Ele acelerou o passo até reduzirmos em cerca de metade a distância que nos separava. Depois, ainda nos mantendo cem metros atrás, entramos em Oxford Street e em seguida descemos Regent Street. Uma hora nossos amigos pararam para olhar uma vitrine, diante do que Holmes fez o mesmo. Um instante depois ele soltou um gritinho de satisfação e, seguindo a direção de seus olhos ansiosos, viu um hansom de aluguel com um homem dentro que havia parado do outro lado da rua e agora começava a avançar lentamente de novo.

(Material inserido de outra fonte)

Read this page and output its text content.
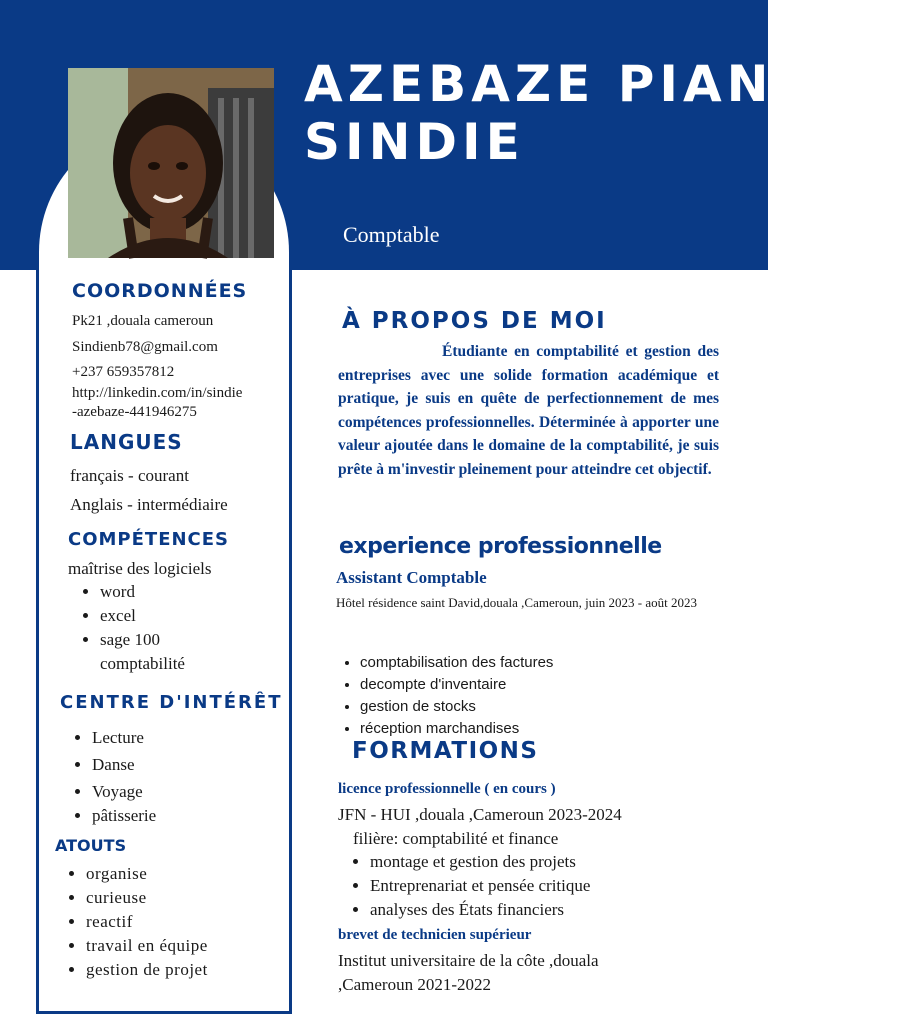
AZEBAZE PIANKEU
SINDIE
Comptable
COORDONNÉES
Pk21 ,douala cameroun
Sindienb78@gmail.com
+237 659357812
http://linkedin.com/in/sindie
-azebaze-441946275
LANGUES
français - courant
Anglais - intermédiaire
COMPÉTENCES
maîtrise des logiciels
• word
• excel
• sage 100
comptabilité
CENTRE D'INTÉRÊT
• Lecture
• Danse
• Voyage
• pâtisserie
ATOUTS
• organise
• curieuse
• reactif
• travail en équipe
• gestion de projet
À PROPOS DE MOI
Étudiante en comptabilité et gestion des entreprises avec une solide formation académique et pratique, je suis en quête de perfectionnement de mes compétences professionnelles. Déterminée à apporter une valeur ajoutée dans le domaine de la comptabilité, je suis prête à m'investir pleinement pour atteindre cet objectif.
experience professionnelle
Assistant Comptable
Hôtel résidence saint David,douala ,Cameroun, juin 2023 - août 2023
• comptabilisation des factures
• decompte d'inventaire
• gestion de stocks
• réception marchandises
FORMATIONS
licence professionnelle ( en cours )
JFN - HUI ,douala ,Cameroun 2023-2024
filière: comptabilité et finance
• montage et gestion des projets
• Entreprenariat et pensée critique
• analyses des États financiers
brevet de technicien supérieur
Institut universitaire de la côte ,douala
,Cameroun 2021-2022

“Lá está o nosso homem, Watson! Venha! Daremos uma boa olhada nele, se não pudermos fazer mais.”
Nesse instante dei-me conta de uma basta barba preta e um par de olhos penetrantes virados para nós através da janela lateral do hansom. Imediatamente a portinhola do teto se levantou, algo foi gritado para o cocheiro, e o carro saiu numa louca disparada por Regent Street. Holmes olhou aflito à sua volta à procura de outro, mas não havia nenhum livre à vista. Em seguida lançou-se numa perseguição desenfreada em meio ao fluxo do tráfego, mas a dianteira era muito grande e o hansom já sumira de vista.

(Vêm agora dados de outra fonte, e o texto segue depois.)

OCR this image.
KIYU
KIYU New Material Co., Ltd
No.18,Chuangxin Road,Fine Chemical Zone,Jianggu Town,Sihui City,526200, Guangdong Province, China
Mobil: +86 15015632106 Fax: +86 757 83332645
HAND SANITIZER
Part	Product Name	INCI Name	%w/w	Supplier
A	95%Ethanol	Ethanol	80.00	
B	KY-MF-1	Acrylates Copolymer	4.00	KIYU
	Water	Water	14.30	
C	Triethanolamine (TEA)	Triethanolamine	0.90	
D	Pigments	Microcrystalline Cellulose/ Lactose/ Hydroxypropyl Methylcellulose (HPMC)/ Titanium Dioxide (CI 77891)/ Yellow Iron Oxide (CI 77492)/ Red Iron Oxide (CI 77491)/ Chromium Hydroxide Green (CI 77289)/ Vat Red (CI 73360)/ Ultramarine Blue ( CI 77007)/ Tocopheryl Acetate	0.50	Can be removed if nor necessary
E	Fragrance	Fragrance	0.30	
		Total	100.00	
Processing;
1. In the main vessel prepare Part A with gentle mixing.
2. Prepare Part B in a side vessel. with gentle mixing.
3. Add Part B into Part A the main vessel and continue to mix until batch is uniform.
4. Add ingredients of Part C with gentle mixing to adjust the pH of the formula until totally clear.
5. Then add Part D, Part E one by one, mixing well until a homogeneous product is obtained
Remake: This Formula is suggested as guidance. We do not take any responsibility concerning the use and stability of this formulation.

“Nesse instante dei-me conta de uma basta barba preta e um par de olhos penetrantes virados para nós através da janela lateral do hansom.”
[Richard Gutschmidt, Der Hund von Baskerville, Stuttgart: Robert Lutz Verlag, 1903]
“Pronto!” disse Holmes com amargura, ao emergir arquejante e branco de irritação da maré de veículos. “Já se viu tanta falta de sorte e tanta inabilidade também? Watson, Watson, se você for um homem honesto, irá registrar isto também, e confrontá-lo com os meus triunfos!”
“Quem era o homem?”
“Não faço a menor ideia.”
“Um espião?”
“Bem, é evidente pelo que ouvimos que Baskerville foi seguido muito de perto desde sua chegada à cidade. De que outra maneira se teria podido saber tão depressa que fora o Northumberland Hotel que escolhera? Se o haviam seguido no primeiro dia, raciocinei que o seguiriam também no segundo. Talvez você tenha observado que perambulei duas vezes pela janela enquanto o dr. Mortimer lia a sua lenda.”
“Sim, eu me lembro.”
“Estava procurando desocupados na rua, mas não vi nenhum. Estamos lidando com um homem inteligente, Watson. Este caso é muito intrincado, e embora eu ainda não saiba ao certo se é uma força benévola ou malévola que está em contato conosco, sinto uma constante consciência de poder e maquinação. Quando nossos amigos saíram, segui-os imediatamente na esperança de distinguir seu acompanhante invisível. Ele foi tão astuto que não se arriscou a segui-los a pé, mas valeu-se de um carro de aluguel, de modo a poder andar vagarosamente atrás deles ou ultrapassá-los correndo para evitar que o percebessem. Seu método tinha a vantagem adicional de deixá-lo pronto para segui-los caso tomassem um carro. Tinha, entretanto, uma desvantagem óbvia.”
“Ele o põe em poder do cocheiro.”
“Exatamente.”
“Que pena não termos anotado o número!”
“Meu caro Watson, por mais desastrado que eu tenha sido, você realmente imagina que deixei de anotar o número? 2704 é o nosso homem. Mas isso não nos serve para nada no momento.”
“Não consigo ver que mais você poderia ter feito.”
“Ao observar o carro, eu deveria ter me virado instantaneamente e caminhado na direção oposta.